As she plundered the piles of fabric, Tamsin felt potential rise within her. The promise of that pink against a deep magenta suggested Martha Washington geraniums. She saw them pieced in her imagination, with tubes of that green calico.

Around the table she moved, using her thumb to shuffle the corners of neat stacks, pausing when one whispered to her, or sang, or shouted in a gruff voice like the black and white checks. A wisp of aqua organza caught her, mid-throat, and she tugged it out, putting her hand beneath it and admiring her skin against it. She heard the sea and saw the way ocean water moved over her skin, hiding and revealing a knuckle, a fingernail. There was at least a yard of this fabric, maybe two.

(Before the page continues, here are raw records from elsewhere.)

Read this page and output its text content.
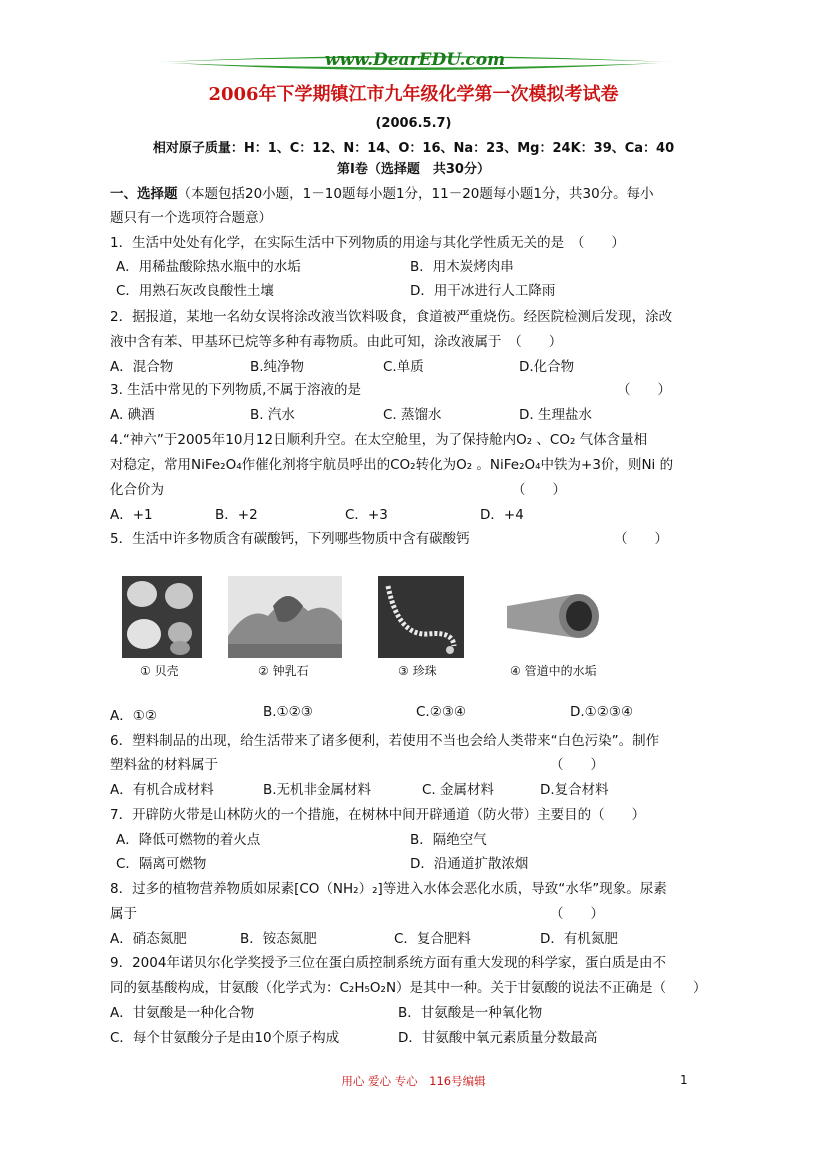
www.DearEDU.com
2006年下学期镇江市九年级化学第一次模拟考试卷
(2006.5.7)
相对原子质量：H：1、C：12、N：14、O：16、Na：23、Mg：24K：39、Ca：40
第Ⅰ卷（选择题　共30分）
一、选择题（本题包括20小题，1－10题每小题1分，11－20题每小题1分，共30分。每小
题只有一个选项符合题意）
1．生活中处处有化学，在实际生活中下列物质的用途与其化学性质无关的是　（　　）
A．用稀盐酸除热水瓶中的水垢	B．用木炭烤肉串
C．用熟石灰改良酸性土壤	D．用干冰进行人工降雨
2．据报道，某地一名幼女误将涂改液当饮料吸食，食道被严重烧伤。经医院检测后发现，涂改
液中含有苯、甲基环已烷等多种有毒物质。由此可知，涂改液属于　（　　）
A．混合物	B.纯净物	C.单质	D.化合物
3. 生活中常见的下列物质,不属于溶液的是	（　　）
A. 碘酒	B. 汽水	C. 蒸馏水	D. 生理盐水
4.“神六”于2005年10月12日顺利升空。在太空舱里，为了保持舱内O₂ 、CO₂ 气体含量相
对稳定，常用NiFe₂O₄作催化剂将宇航员呼出的CO₂转化为O₂ 。NiFe₂O₄中铁为+3价，则Ni 的
化合价为	（　　）
A．+1	B．+2	C．+3	D．+4
5．生活中许多物质含有碳酸钙，下列哪些物质中含有碳酸钙	（　　）
① 贝壳	② 钟乳石	③ 珍珠	④ 管道中的水垢
A．①②	B.①②③	C.②③④	D.①②③④
6．塑料制品的出现，给生活带来了诸多便利，若使用不当也会给人类带来“白色污染”。制作
塑料盆的材料属于	（　　）
A．有机合成材料	B.无机非金属材料	C. 金属材料	D.复合材料
7．开辟防火带是山林防火的一个措施，在树林中间开辟通道（防火带）主要目的（　　）
A．降低可燃物的着火点	B．隔绝空气
C．隔离可燃物	D．沿通道扩散浓烟
8．过多的植物营养物质如尿素[CO（NH₂）₂]等进入水体会恶化水质，导致“水华”现象。尿素
属于	（　　）
A．硝态氮肥	B．铵态氮肥	C．复合肥料	D．有机氮肥
9．2004年诺贝尔化学奖授予三位在蛋白质控制系统方面有重大发现的科学家，蛋白质是由不
同的氨基酸构成，甘氨酸（化学式为：C₂H₅O₂N）是其中一种。关于甘氨酸的说法不正确是（　　）
A．甘氨酸是一种化合物	B．甘氨酸是一种氧化物
C．每个甘氨酸分子是由10个原子构成	D．甘氨酸中氧元素质量分数最高
用心 爱心 专心　116号编辑	1
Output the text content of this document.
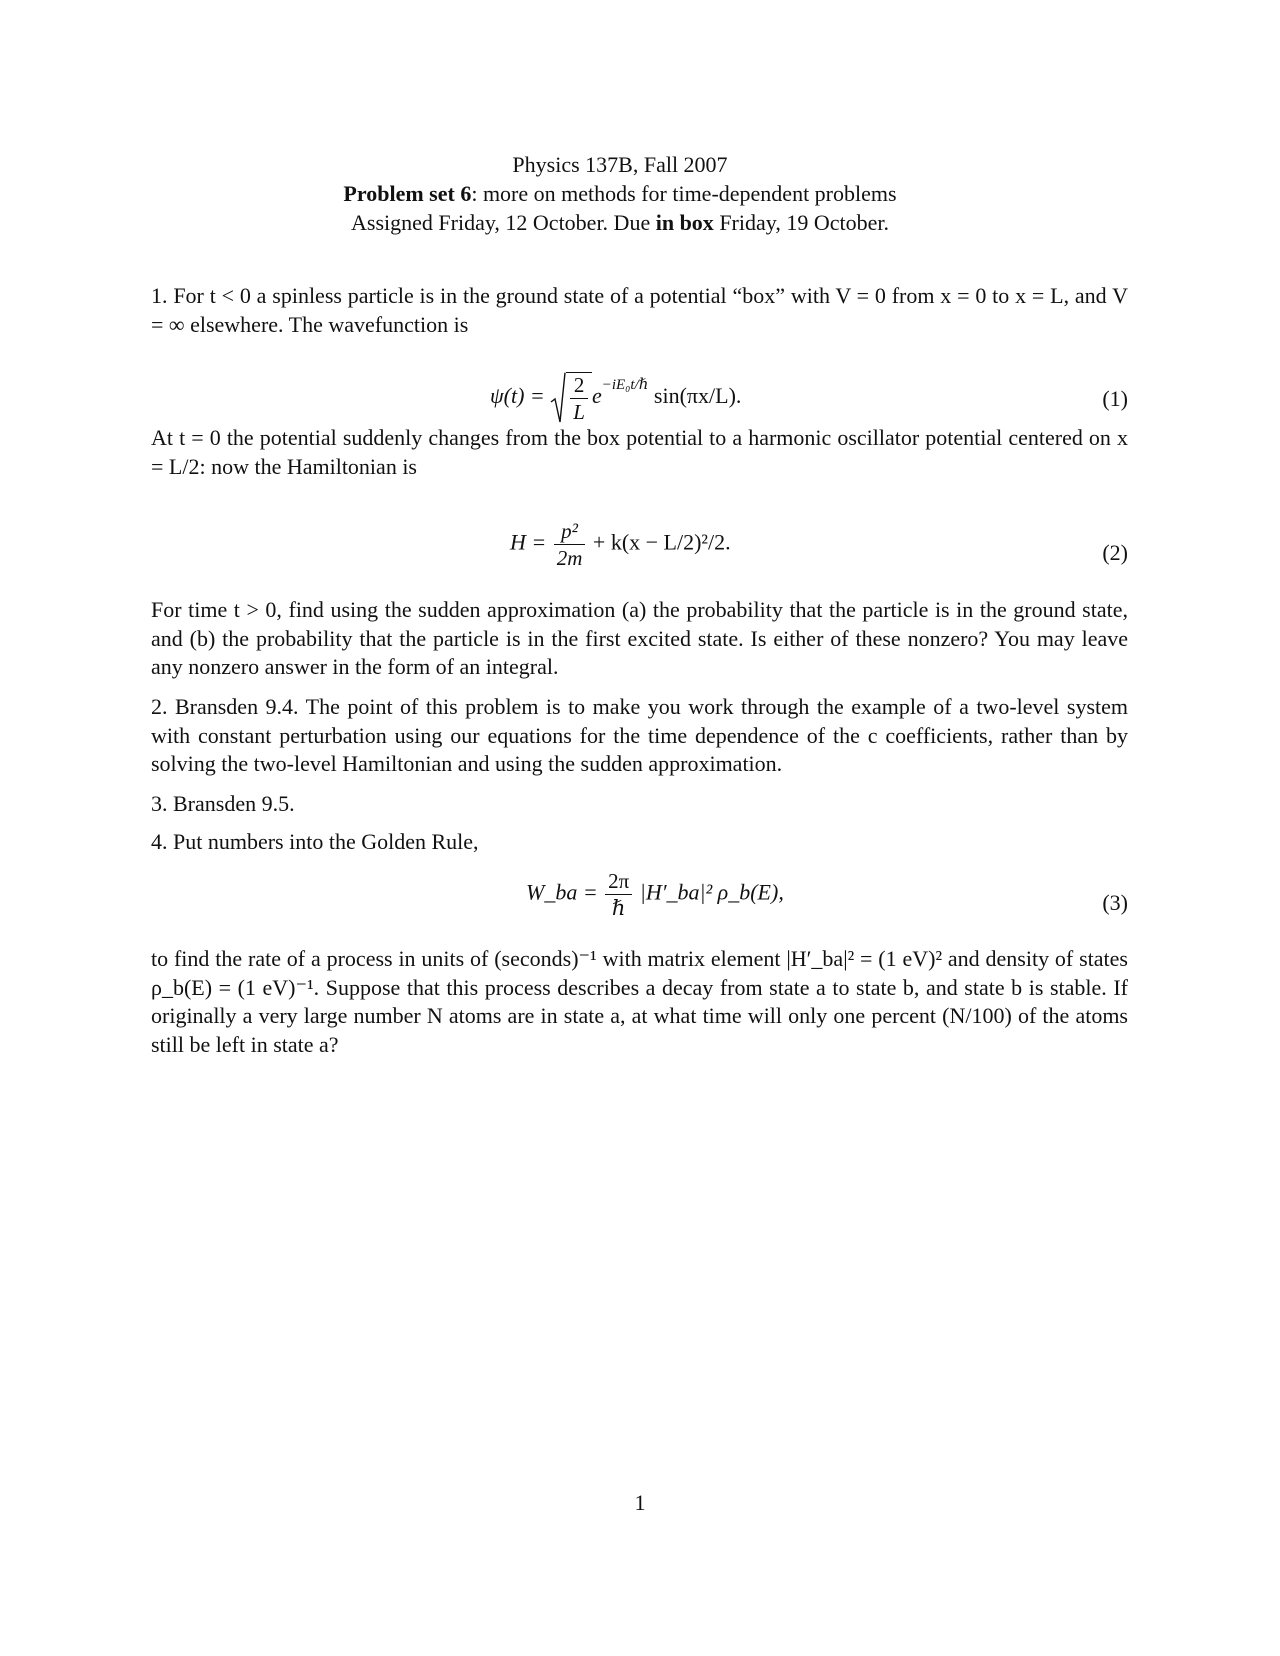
Physics 137B, Fall 2007
Problem set 6: more on methods for time-dependent problems
Assigned Friday, 12 October. Due in box Friday, 19 October.
1. For t < 0 a spinless particle is in the ground state of a potential “box” with V = 0 from x = 0 to x = L, and V = ∞ elsewhere. The wavefunction is
$\psi(t) = \frac{2}{L} e^{-iE_0t/\hbar}$ sin(πx/L).	(1)
At t = 0 the potential suddenly changes from the box potential to a harmonic oscillator potential centered on x = L/2: now the Hamiltonian is
$H = \frac{\text{p²}}{2m} + k(x - L/2)^2/2$.	(2)
For time t > 0, find using the sudden approximation (a) the probability that the particle is in the ground state, and (b) the probability that the particle is in the first excited state. Is either of these nonzero? You may leave any nonzero answer in the form of an integral.
2. Bransden 9.4. The point of this problem is to make you work through the example of a two-level system with constant perturbation using our equations for the time dependence of the c coefficients, rather than by solving the two-level Hamiltonian and using the sudden approximation.
3. Bransden 9.5.
4. Put numbers into the Golden Rule,
W_ba = $\frac{2\pi}{\text{ℏ}}$ |H′_ba|² ρ_b(E),	(3)
to find the rate of a process in units of (seconds)⁻¹ with matrix element |H′_ba|² = (1 eV)² and density of states ρ_b(E) = (1 eV)⁻¹. Suppose that this process describes a decay from state a to state b, and state b is stable. If originally a very large number N atoms are in state a, at what time will only one percent (N/100) of the atoms still be left in state a?
1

She held it loosely, and mentally wandered the stacks in her tower studio, high above the earth, like an aerie. She had installed shelves in an arch beneath the windows. The fabrics were arranged horizontally by color, in a rainbow hue, red to green to violet. Vertically, the colors moved from lightest to darkest. Sometimes she would just sit and look at that arrangement of color and pattern and feel eased.

In her imagination, she halted at the stacks of greens and held up the gossamer aqua, pairing it with—

As if she had fallen from that nest so high above the earth,
Tamsin slammed back into the reality of where she stood and why. She made a little sound, as if the wind had been knocked out of her. That room was lost to her now.

What if she could never go back there again? What if all of those fabrics whose stories had yet to be explored were just stuffed in a box and lost forever?

“That’s beautiful fabric,” Elsa said next to her. “Maybe you should get some quilting supplies. It would be something to do, right?”

“I was thinking that, and then I thought about my studio, that beautiful, beautiful room! I worked so well there. Just last week, I finished—” She dropped her hands, spread her fingers over the stacks of cloth.

Elsa touched Tamsin’s back, between her shoulder blades, and made a circle of comfort. “I know. It’s a beautiful room. But it’s beautiful because it’s a reflection of you, of the way you see the world.”

“You think so?”

“Yes. How much are these remnants?” She looked at the tag. “Cheap! Let’s grab a bunch and bring them home.” She picked up the organza. “This one for sure. What else?”